Distinguishing Intrastate and Interstate Neutrality
July 8, 2005
Andrew makes a powerful policy argument below against the use of tax preferences to lure business investment to a state. One of his arguments is neutrality, i.e. the idea that a state’s tax system should be neutral to different forms of business investment.
It’s probably necessary to distinguish between two types of neutrality: intrastate neutrality, which means how fair the state’s internal tax system is to different forms of business investment, and; interstate neutrality, which means whether a state’s tax system generally creates incentives or disincentives to new business investment.
State’s that levy taxes at a low-rate on a broad-base are perfectly neutral with regard to intrastate business. If the tax base includes income from, say, retailing and manufacturing in a neutral way (i.e. no preference given to either form of business), then there will be no tax reason to engage in retailing versus manufacturing. This is the most desirable form of neutrality.

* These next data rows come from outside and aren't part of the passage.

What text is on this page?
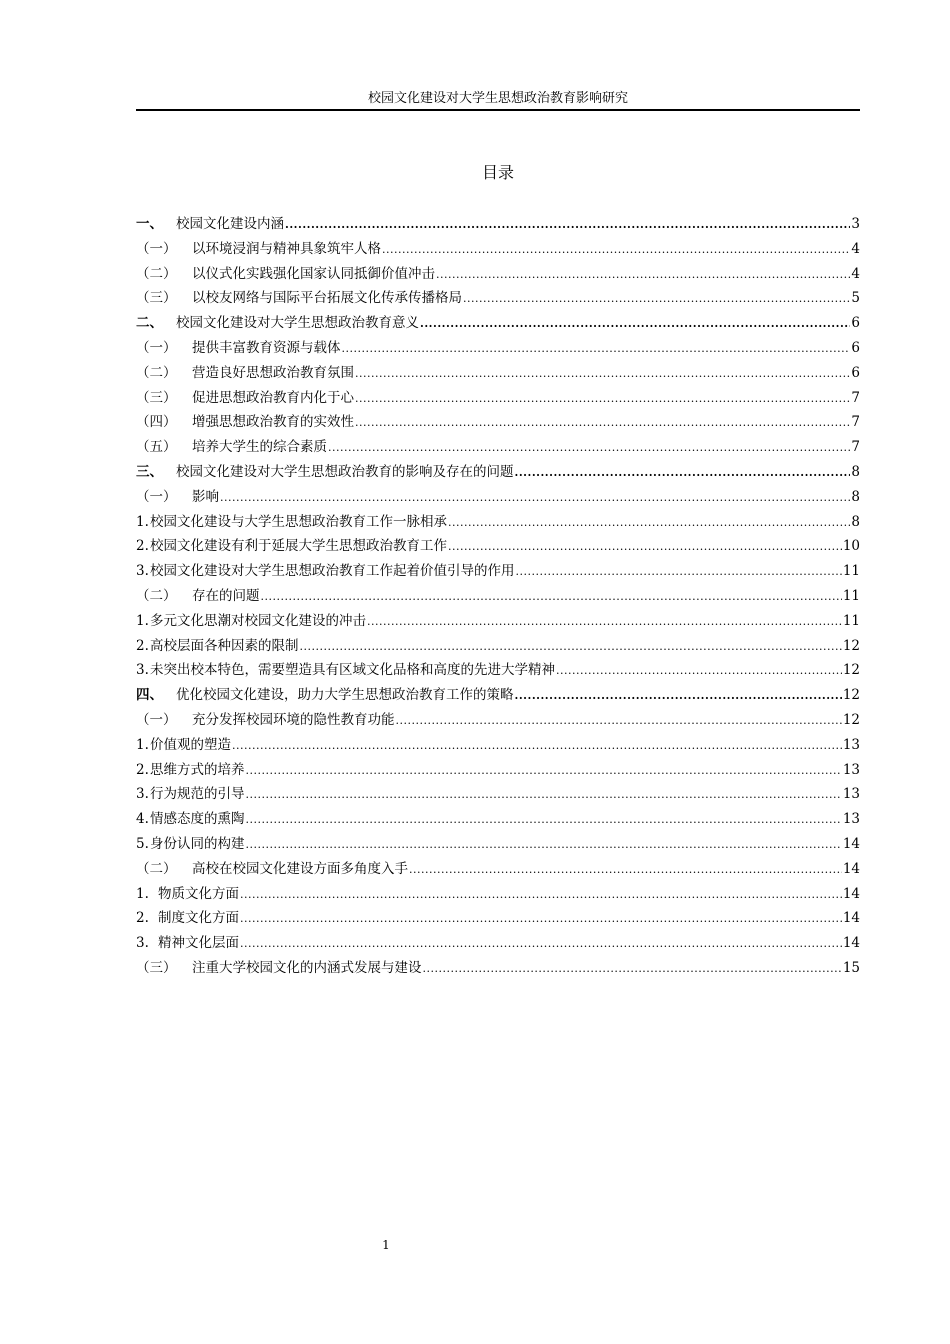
校园文化建设对大学生思想政治教育影响研究
目录
一、 校园文化建设内涵 .....	3
（一）	以环境浸润与精神具象筑牢人格 .....	4
（二）	以仪式化实践强化国家认同抵御价值冲击 .....	4
（三）	以校友网络与国际平台拓展文化传承传播格局 .....	5
二、 校园文化建设对大学生思想政治教育意义 .....	6
（一）	提供丰富教育资源与载体 .....	6
（二）	营造良好思想政治教育氛围 .....	6
（三）	促进思想政治教育内化于心 .....	7
（四）	增强思想政治教育的实效性 .....	7
（五）	培养大学生的综合素质 .....	7
三、 校园文化建设对大学生思想政治教育的影响及存在的问题 .....	8
（一）	影响 .....	8
1. 校园文化建设与大学生思想政治教育工作一脉相承 .....	8
2. 校园文化建设有利于延展大学生思想政治教育工作 .....	10
3. 校园文化建设对大学生思想政治教育工作起着价值引导的作用 .....	11
（二）	存在的问题 .....	11
1. 多元文化思潮对校园文化建设的冲击 .....	11
2. 高校层面各种因素的限制 .....	12
3. 未突出校本特色，需要塑造具有区域文化品格和高度的先进大学精神 .....	12
四、 优化校园文化建设，助力大学生思想政治教育工作的策略 .....	12
（一）	充分发挥校园环境的隐性教育功能 .....	12
1. 价值观的塑造 .....	13
2. 思维方式的培养 .....	13
3. 行为规范的引导 .....	13
4. 情感态度的熏陶 .....	13
5. 身份认同的构建 .....	14
（二）	高校在校园文化建设方面多角度入手 .....	14
1. 物质文化方面 .....	14
2. 制度文化方面 .....	14
3. 精神文化层面 .....	14
（三）	注重大学校园文化的内涵式发展与建设 .....	15
1
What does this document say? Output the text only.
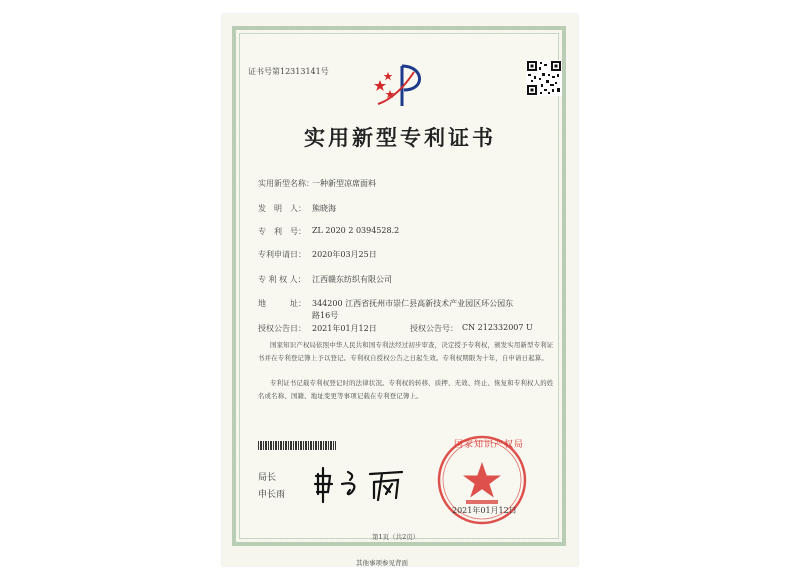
证书号第12313141号
实用新型专利证书
实用新型名称：
一种新型凉席面料
发　明　人： 熊晓海
专　利　号： ZL 2020 2 0394528.2
专利申请日： 2020年03月25日
专 利 权 人： 江西赣东纺织有限公司
地　　　址： 344200 江西省抚州市崇仁县高新技术产业园区环公园东
路16号
授权公告日： 2021年01月12日	授权公告号： CN 212332007 U
国家知识产权局依照中华人民共和国专利法经过初步审查，决定授予专利权，颁发实用新型专利证书并在专利登记簿上予以登记。专利权自授权公告之日起生效。专利权期限为十年，自申请日起算。
专利证书记载专利权登记时的法律状况。专利权的转移、质押、无效、终止、恢复和专利权人的姓名或名称、国籍、地址变更等事项记载在专利登记簿上。
局长
申长雨
国家知识产权局
2021年01月12日
第1页（共2页）
其他事项参见背面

If that same state, however, levies a high tax rate on corporate income (say, in excess of 10 percent) then it will be decidedly non-neutral with regard to business investment decisions based on tax criteria because a business will receive a higher rate of return by investing in another state. In this regard, neutrality may not be worthwhile from an interstate perspective, as states may find it more advantageous to levy lower rates or give broadly applicable tax credits or exemptions to compete with other states for new investment.